Olaf Breuning presents RAIN, an exhibition of colorful new woodcut landscape paintings and carved stone sculptures that draw upon the natural world to consider the pressing environmental concerns we face today.
Breuning returns to a more raw mode of production for his paintings, using rough-hewn, chainsaw-cut woodblocks to stamp out vivid and chaotic compositions. The imagery made with the carved blocks––shapes of waves, stars, raindrops, and blades of grass––conjures a time before technology was at the heart of our lives, when we lived more in tune with our natural surroundings. Evoking meteorological maps of turbulent weather, the paintings are a metaphor for the rapid pace at which climate change is affecting our environment, which is in constant disarray. The artist hopes that they are also a call to action, or at the very least, a reason to rethink our relationship with nature and the consequences of our actions.
The carved stone sculptures in the exhibtition are from a series called Sad and Worried Animals. These works attempt to imagine that the animals comprehend the processes altering their habitats and humanity's destructive impact on the environment. The sculptures all have large, colorful glass eyes and sad expressions, as if they are anticipating terrible things to come.

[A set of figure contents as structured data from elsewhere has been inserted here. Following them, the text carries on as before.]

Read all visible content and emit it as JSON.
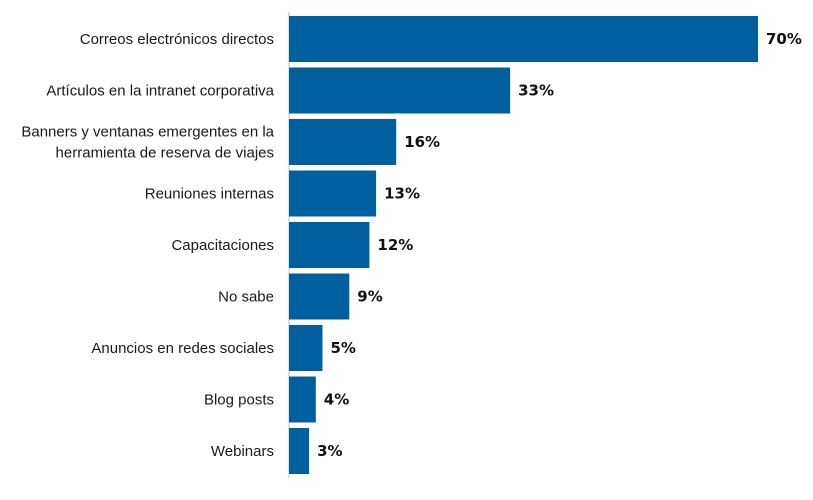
{
  "chart_data": {
    "type": "bar",
    "orientation": "horizontal",
    "categories": [
      [
        "Correos electrónicos directos"
      ],
      [
        "Artículos en la intranet corporativa"
      ],
      [
        "Banners y ventanas emergentes en la",
        "herramienta de reserva de viajes"
      ],
      [
        "Reuniones internas"
      ],
      [
        "Capacitaciones"
      ],
      [
        "No sabe"
      ],
      [
        "Anuncios en redes sociales"
      ],
      [
        "Blog posts"
      ],
      [
        "Webinars"
      ]
    ],
    "values": [
      70,
      33,
      16,
      13,
      12,
      9,
      5,
      4,
      3
    ],
    "value_labels": [
      "70%",
      "33%",
      "16%",
      "13%",
      "12%",
      "9%",
      "5%",
      "4%",
      "3%"
    ],
    "xlim": [
      0,
      70
    ],
    "title": "",
    "xlabel": "",
    "ylabel": "",
    "grid": false,
    "legend": "none",
    "bar_color": "#005f9e"
  }
}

Olaf Breuning was born in 1970 in Schaffhausen, Switzerland, and lives and works in New York. He was the subject of a major retrospective at the NRW-Forum Düsseldorf in 2016. Additionally, he has had one-person exhibitions at Palais de Tokyo, Paris; Chisenhale Gallery, London; Kunstverein Freiburg, Germany; Kunsthall Stavanger, Norway; and the Paul Klee Museum, Bern. Public exhibitions of his work include the Public Art Fund commission Clouds, Doris C. Freedman Plaza, Central Park, New York, as well as the Public Art Fund exhibition Lightness of Being, City Hall Park, New York. He participated in the 2008 Whitney Biennial and has been featured in group exhibitions at the Museum of Modern Art, New York; Pompidou Center, Paris; Haus der Kunst, Munich; Kunsthalle Zurich; Walker Art Center, Minneapolis; Jeu de Paume, Paris; KW Institute for Contemporary Art, Berlin; Whitechapel Gallery, London; and the Mori Art Museum, Tokyo.